LES MOTS NE SONT PAS NEUTRES
A la suite de vives et intéressantes discussions entre les membres du Groupe OSHAM (Organisation Sauver Haïti-Sauver le Monde), lors de nos rencontres statutaires, je suis rentré tranquillement comme d’habitude dans ma ‘’Kalabousse’’ (retraite intime) pour faire le point. C’est ainsi que je suis parvenu à cette conclusion audacieuse : ‘’Les mots ne sont pas neutres et l’être humain est souvent le produit de son éducation’’. En dépit de nos origines africaines, nous sommes les produits d’une éducation occidentale que moi-même j’ai qualifiée de ‘’Saine Prostitution’’ dans un poème inédit :
J’ai les pieds en Afrique et la caboche en France.
On m’apprit le respect du dollar tout-puissant.
On me força d’aimer d’illustres inconnus.
On m’apprit à penser autrement que je suis…
Je suis un étranger au pays de mes pères
Et j’ignore les vrais mots pour parler à mes frères…
Il convient de souligner que les échanges portaient principalement sur la Problématique haïtienne engouffrée dangereusement dans cette politique néocolonialiste des Puissances occidentales. L’un des aspects le plus dégoûtant de cette Politique est la volonté expresse des dirigeants de réduire par tous les moyens la population mondiale en général, et les citoyens des communautés d’afrodescendants en particulier. Les prétextes farfelus évoqués pour une telle démarche sont souvent d’ordre sanitaire et économique.
Par ailleurs, l’un des analystes politiques les plus virulents de ces stratégies modernes du Monde capitaliste, le Docteur Jean Fils-Aimé, fait souvent référence à la ‘’tactique épistémicide’’ utilisée savamment pour dominer ou détruire des peuples colonisés, en les attaquant dans leurs références fondamentales : culture et spiritualité.
Le Professeur Kalala Omotundé affirmait, de son côté :
Éviter de se définir par rapport à l’autre : Escroquerie intellectuelle.La maison du maître (colon) ne peut pas représenter un patrimoine pour les afro descendants. Il faut faire une rupture épistémologique ; les mots de l’autre sont piégés. Le bourreau et la victime peuvent-ils avoir le même vocabulaire ?
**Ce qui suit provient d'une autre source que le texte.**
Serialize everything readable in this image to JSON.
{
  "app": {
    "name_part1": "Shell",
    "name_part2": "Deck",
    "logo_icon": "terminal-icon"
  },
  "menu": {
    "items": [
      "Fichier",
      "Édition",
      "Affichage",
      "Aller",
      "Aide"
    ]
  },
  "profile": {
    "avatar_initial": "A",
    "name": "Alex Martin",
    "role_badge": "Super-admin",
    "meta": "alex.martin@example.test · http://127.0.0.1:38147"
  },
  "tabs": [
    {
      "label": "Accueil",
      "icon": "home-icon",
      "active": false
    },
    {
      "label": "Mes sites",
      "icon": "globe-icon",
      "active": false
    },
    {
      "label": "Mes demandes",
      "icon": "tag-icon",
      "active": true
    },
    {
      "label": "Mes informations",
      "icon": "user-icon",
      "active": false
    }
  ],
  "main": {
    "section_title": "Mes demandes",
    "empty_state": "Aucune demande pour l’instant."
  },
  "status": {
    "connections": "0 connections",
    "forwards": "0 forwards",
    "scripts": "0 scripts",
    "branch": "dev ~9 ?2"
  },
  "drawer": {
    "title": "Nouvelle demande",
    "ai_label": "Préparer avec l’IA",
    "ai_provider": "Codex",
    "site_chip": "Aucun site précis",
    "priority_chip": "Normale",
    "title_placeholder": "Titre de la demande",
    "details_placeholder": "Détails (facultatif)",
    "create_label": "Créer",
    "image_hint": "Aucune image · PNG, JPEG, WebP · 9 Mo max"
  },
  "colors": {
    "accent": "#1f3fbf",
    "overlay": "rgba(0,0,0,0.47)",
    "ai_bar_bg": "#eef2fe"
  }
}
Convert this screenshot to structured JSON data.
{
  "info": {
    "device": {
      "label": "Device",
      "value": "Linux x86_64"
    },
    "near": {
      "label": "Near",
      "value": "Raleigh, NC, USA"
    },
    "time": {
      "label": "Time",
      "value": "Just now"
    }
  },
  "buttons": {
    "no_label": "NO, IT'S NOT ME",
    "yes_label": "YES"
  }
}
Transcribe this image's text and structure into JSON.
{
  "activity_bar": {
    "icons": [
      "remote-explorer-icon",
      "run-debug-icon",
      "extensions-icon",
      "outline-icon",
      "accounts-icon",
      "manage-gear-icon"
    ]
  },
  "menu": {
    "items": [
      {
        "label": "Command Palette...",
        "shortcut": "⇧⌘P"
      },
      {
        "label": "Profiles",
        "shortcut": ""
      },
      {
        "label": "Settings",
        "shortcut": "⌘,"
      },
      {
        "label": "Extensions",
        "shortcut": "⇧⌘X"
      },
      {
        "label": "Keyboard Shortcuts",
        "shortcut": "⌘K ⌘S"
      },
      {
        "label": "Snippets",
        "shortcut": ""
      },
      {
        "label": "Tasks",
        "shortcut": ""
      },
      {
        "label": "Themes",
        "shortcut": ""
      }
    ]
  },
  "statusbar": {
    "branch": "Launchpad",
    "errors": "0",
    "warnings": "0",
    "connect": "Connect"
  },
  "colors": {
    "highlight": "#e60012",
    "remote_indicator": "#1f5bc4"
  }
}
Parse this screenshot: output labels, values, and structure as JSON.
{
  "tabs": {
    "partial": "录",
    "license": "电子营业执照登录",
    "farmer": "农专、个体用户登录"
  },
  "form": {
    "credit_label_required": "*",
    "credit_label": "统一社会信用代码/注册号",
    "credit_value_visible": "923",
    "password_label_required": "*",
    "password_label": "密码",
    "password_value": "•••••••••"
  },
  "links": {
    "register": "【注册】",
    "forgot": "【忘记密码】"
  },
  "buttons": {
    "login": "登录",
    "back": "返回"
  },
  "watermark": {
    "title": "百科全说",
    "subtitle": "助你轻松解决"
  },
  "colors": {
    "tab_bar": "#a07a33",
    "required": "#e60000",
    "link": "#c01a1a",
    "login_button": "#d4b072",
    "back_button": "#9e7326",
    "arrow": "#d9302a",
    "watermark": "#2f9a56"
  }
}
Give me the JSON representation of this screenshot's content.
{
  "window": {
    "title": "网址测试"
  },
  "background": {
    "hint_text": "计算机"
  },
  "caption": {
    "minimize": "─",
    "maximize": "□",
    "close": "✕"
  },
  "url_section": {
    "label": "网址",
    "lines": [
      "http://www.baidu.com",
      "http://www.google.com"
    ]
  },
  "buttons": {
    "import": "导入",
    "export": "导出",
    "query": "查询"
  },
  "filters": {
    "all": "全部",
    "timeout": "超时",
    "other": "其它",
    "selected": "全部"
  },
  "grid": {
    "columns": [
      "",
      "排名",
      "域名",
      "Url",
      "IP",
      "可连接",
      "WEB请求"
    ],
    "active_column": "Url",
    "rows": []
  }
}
Il est indéniable que les mots et le langage ont leurs propres histoires ; ils charrient dans leur sein tout un lot de ressentis divers dont seuls les détenteurs en connaissent la mesure. Aussi, il est fort sage de rechercher et de bien comprendre le sens profond et la portée de toute expression verbale pour éviter d’en faire un usage abusif. C’est ainsi que certains vocables couramment utilisés peuvent déclencher des réactions divergentes, en fonction du vécu de chacun.
En effet, bon nombre de termes relatifs à des fondamentaux de l’existence humaine ont fait l’objet et suscitent encore de grands débats. Liberté, Égalité, Humanité, Divinité, Éternité, Démocratie, Droits humains, Autodétermination des Peuples, le Féminisme, la Spiritualité, la Politique,Tradition, Civilisation, tous ces mots et leurs corollaires sont et demeurent des questionnements permanents pour toute intelligence soucieuse de vérité. Au delà des mots, tout un monde subsiste; mon poème, ''Saine Prostitution" précédemmment évoqué l'atteste clairement. Lisez:
Le mot ‘’civilisé’’ ne m’inspire que mépris,
Car je vis dans mon âme au travers de mon corps
Les morsures profondes des civilisations.
Je rends hommage à mes collègues, jongleurs émérites de la pensée, avec qui, par le biais du vocabulaire d’autrui, je m’efforce à faire jaillir de notre brouhaha sociopolitique, une vraie vision haïtienne pour une gestion authentique de notre réalité contemporaine extrêmement complexe.